Value slump for world's biggest chemical maker

   Date:2008/01/21     Source:

SAUDI Basic Industries Corp, the world's biggest chemicals maker by market value, declined in Riyadh yesterday after quarterly profit grew at the slowest pace since the third-quarter of 2006.

Sabic, as the company is known, fell as much as 8.4 percent in early trading. The shares traded dropped 7.7 percent at 200 riyals (US$53) as of 1:28pm local time, heading for its biggest one-day drop since April.

It reported on Saturday that fourth-quarter net income rose 12 percent to 6.87 billion Saudi riyals, according to Bloomberg News. Profit jumped 37 percent in the same period of 2006.

"The optimism over Sabic's earnings was exaggerated," Waleed Madani, vice president of research at investment bank Financial Transaction House, said in a telephone interview from Jeddah, Saudi Arabia. "The high expectations helped double the blow in the absence of profit warnings or company forecasts."

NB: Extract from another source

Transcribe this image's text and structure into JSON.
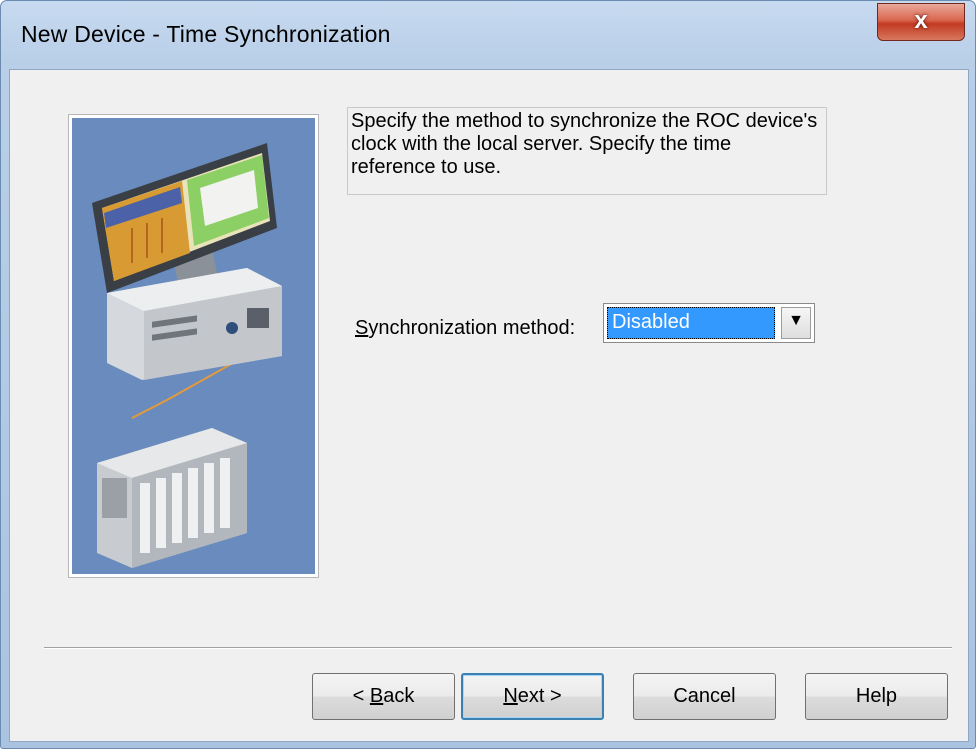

The company makes ethylene and other petrochemicals from ethane which it buys at fixed prices from state-owned oil company Saudi Aramco. Most of its rivals outside the Middle East use naphtha, a more expensive feedstock that is linked to the price of oil. Crude traded in New York averaged US$72.36 per barrel in 2007, a 20-percent rise from the previous year.

KSB Capital Group of Saudi Arabia had estimated a fourth-quarter net income of 8.8 billion riyals, while HSBC Holdings Plc had forecast profit of 6.3 billion riyals for the period. Quarterly profit growth had averaged 43 percent in 2007 before the latest results, according to Bloomberg calculations.

Chief Financial Officer Mutlaq al-Morished didn't answer his mobile phone yesterday.

"I would expect a freefall in the market today," Abdullah al-Rashoud, chief executive officer of Riyadh-based KSB Capital Group, said before the market opened yesterday. "It was disappointing."

Full-year net income rose 33 percent to 27 billion riyals, or 10.81 riyals a share.

The Saudi chemical maker, which is 70 percent government-owned, bought General Electric Co's plastics division for US$11.6 billion in August in the largest-ever purchase by a Gulf company.